Die Stücke verband Pfarrer Johannes Möcker mit kurzen Moderationen oder nachdenklichen und humorigen Texten. „Diese Frieda, liebe Kinder, diese Fliege hat es fein! Darum möcht auch ich im Winter, mal die letzte Fliege sein“, trug Möcker ein James-Krüss Gedicht über die letzte Fliege des Jahres vor. Damit leitete er zum Volkslied „Santa Lucia“ über, das besonders in skandinavischen Ländern sehr bekannt ist und von Kindern gern gesungen wird. Ein schwungvoll volltönendes „We wish you a merry Christmas“ setzte den Schlusspunkt des Konzertnachmittages. Der Bläserchor kann im kommenden Jahre bereits auf ein zehnjähriges Bestehen zurückblicken.
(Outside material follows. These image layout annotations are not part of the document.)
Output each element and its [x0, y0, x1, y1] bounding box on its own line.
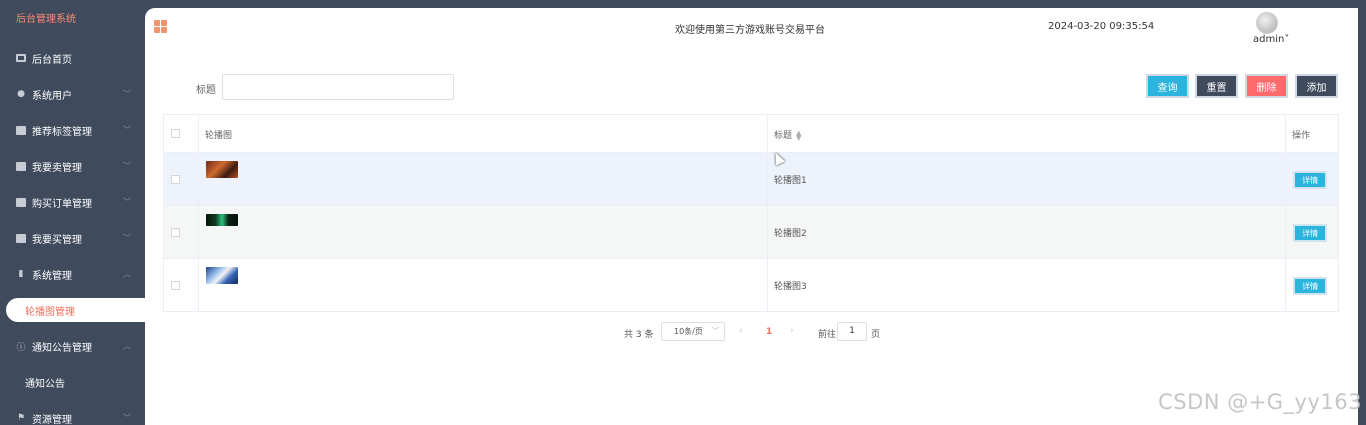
row-title: 轮播图1: [773, 176, 807, 186]
carousel-thumbnail: [205, 214, 238, 226]
chevron-up-icon: ︿: [123, 341, 131, 351]
sidebar-item-label: 系统用户: [32, 90, 72, 102]
avatar[interactable]: [1256, 12, 1278, 34]
query-button[interactable]: 查询: [1146, 74, 1189, 98]
prev-page-icon[interactable]: ‹: [739, 326, 743, 336]
username: admin: [1253, 34, 1285, 45]
chevron-up-icon: ︿: [123, 269, 131, 279]
box-icon: [16, 161, 26, 171]
box-icon: [16, 125, 26, 135]
table-row: 轮播图1 详情: [164, 153, 1338, 206]
flag-icon: ⚑: [16, 413, 26, 423]
title-search-input[interactable]: [222, 74, 454, 100]
bar-chart-icon: ▮: [18, 269, 24, 279]
sidebar-item-notice[interactable]: 通知公告: [0, 364, 145, 400]
page-number[interactable]: 1: [766, 327, 772, 337]
user-menu[interactable]: admin˅: [1253, 34, 1289, 45]
detail-button[interactable]: 详情: [1293, 171, 1328, 189]
pagination: 共 3 条 10条/页 ﹀ ‹ 1 › 前往 1 页: [624, 322, 944, 342]
column-header-image: 轮播图: [204, 131, 232, 141]
sidebar: 后台管理系统 后台首页 ● 系统用户 ﹀ 推荐标签管理 ﹀ 我要卖管理 ﹀ 购买…: [0, 0, 145, 425]
select-all-checkbox[interactable]: [171, 129, 180, 138]
sidebar-item-label: 购买订单管理: [32, 198, 92, 210]
sidebar-item-sell[interactable]: 我要卖管理 ﹀: [0, 148, 145, 184]
goto-label: 前往: [818, 330, 837, 340]
monitor-icon: [16, 53, 26, 63]
sidebar-item-label: 资源管理: [32, 414, 72, 425]
sidebar-item-buy[interactable]: 我要买管理 ﹀: [0, 220, 145, 256]
table-row: 轮播图3 详情: [164, 259, 1338, 311]
sidebar-item-label: 通知公告管理: [32, 342, 92, 354]
column-header-actions: 操作: [1292, 131, 1311, 141]
chevron-down-icon: ﹀: [123, 413, 131, 423]
row-title: 轮播图2: [773, 229, 807, 239]
box-icon: [16, 233, 26, 243]
sidebar-item-orders[interactable]: 购买订单管理 ﹀: [0, 184, 145, 220]
reset-button[interactable]: 重置: [1195, 74, 1238, 98]
detail-button[interactable]: 详情: [1293, 224, 1328, 242]
carousel-thumbnail: [205, 267, 238, 284]
chevron-down-icon: ﹀: [123, 161, 131, 171]
sidebar-item-label: 我要卖管理: [32, 162, 82, 174]
search-bar: 标题 查询 重置 删除 添加: [145, 74, 1358, 102]
sidebar-item-system-users[interactable]: ● 系统用户 ﹀: [0, 76, 145, 112]
table-header: 轮播图 标题 ▲ ▼ 操作: [164, 115, 1338, 153]
column-header-title[interactable]: 标题 ▲ ▼: [774, 128, 801, 141]
chevron-down-icon: ﹀: [712, 327, 719, 335]
sidebar-item-label: 我要买管理: [32, 234, 82, 246]
add-button[interactable]: 添加: [1295, 74, 1338, 98]
main-panel: 欢迎使用第三方游戏账号交易平台 2024-03-20 09:35:54 admi…: [145, 8, 1358, 425]
sidebar-item-resources[interactable]: ⚑ 资源管理 ﹀: [0, 400, 145, 425]
carousel-thumbnail: [205, 161, 238, 178]
sidebar-item-system[interactable]: ▮ 系统管理 ︿: [0, 256, 145, 292]
brand-title: 后台管理系统: [16, 14, 76, 25]
sidebar-item-notices[interactable]: ⓘ 通知公告管理 ︿: [0, 328, 145, 364]
row-checkbox[interactable]: [171, 281, 180, 290]
chevron-down-icon: ﹀: [123, 197, 131, 207]
sidebar-item-tags[interactable]: 推荐标签管理 ﹀: [0, 112, 145, 148]
page-size-select[interactable]: 10条/页 ﹀: [661, 322, 725, 341]
page-unit-label: 页: [871, 330, 881, 340]
row-checkbox[interactable]: [171, 228, 180, 237]
sidebar-item-label: 系统管理: [32, 270, 72, 282]
table-row: 轮播图2 详情: [164, 206, 1338, 259]
chevron-down-icon: ﹀: [123, 125, 131, 135]
row-checkbox[interactable]: [171, 175, 180, 184]
watermark: CSDN @+G_yy163: [1158, 390, 1362, 414]
chevron-down-icon: ﹀: [123, 89, 131, 99]
chevron-down-icon: ˅: [1284, 34, 1290, 45]
goto-page-input[interactable]: 1: [837, 322, 867, 341]
box-icon: [16, 197, 26, 207]
info-icon: ⓘ: [16, 342, 26, 353]
total-count: 共 3 条: [624, 330, 654, 340]
chevron-down-icon: ﹀: [123, 233, 131, 243]
sidebar-item-carousel[interactable]: 轮播图管理: [6, 298, 145, 322]
sidebar-item-label: 推荐标签管理: [32, 126, 92, 138]
welcome-text: 欢迎使用第三方游戏账号交易平台: [675, 25, 825, 36]
sidebar-item-home[interactable]: 后台首页: [0, 40, 145, 76]
sidebar-item-label: 后台首页: [32, 54, 72, 66]
delete-button[interactable]: 删除: [1245, 74, 1288, 98]
title-label: 标题: [196, 85, 216, 96]
grid-menu-icon[interactable]: [154, 20, 167, 33]
datetime: 2024-03-20 09:35:54: [1048, 21, 1155, 32]
detail-button[interactable]: 详情: [1293, 277, 1328, 295]
carousel-table: 轮播图 标题 ▲ ▼ 操作 轮播图1 详情 轮播图2 详情 轮播图3 详情: [163, 114, 1339, 312]
next-page-icon[interactable]: ›: [790, 326, 794, 336]
row-title: 轮播图3: [773, 282, 807, 292]
top-bar: 欢迎使用第三方游戏账号交易平台 2024-03-20 09:35:54 admi…: [145, 8, 1358, 48]
sort-icon[interactable]: ▲ ▼: [796, 129, 801, 141]
user-icon: ●: [17, 89, 25, 99]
Gegründet einst von drei Bläsern zum Himmelfahrtsgottesdienst in Zabakuck, gehören 15 Musiker unterschiedlichen Alters zum Ensemble. Bei Gottesdiensten, Konfirmationen und Gemeindefesten tritt der Chor regelmäßig auf. „Für den Auftritt zum Advent haben wir seit April mit unserem Chef Harry Banse geprobt“, verriet Johannes Möcker am Rande der Veranstaltung. Mit dem Konzert in Schlagenthin wurde Geld für den dritten Bauabschnitt der Sanierung der Kirche gesammelt. „Wir wollen dabei Altar, Kanzel und Empore sowie die Sitzflächen und den Boden sanieren“, erläuterte Monika Pilz vom Förderverein der Schlagenthiner Kirche.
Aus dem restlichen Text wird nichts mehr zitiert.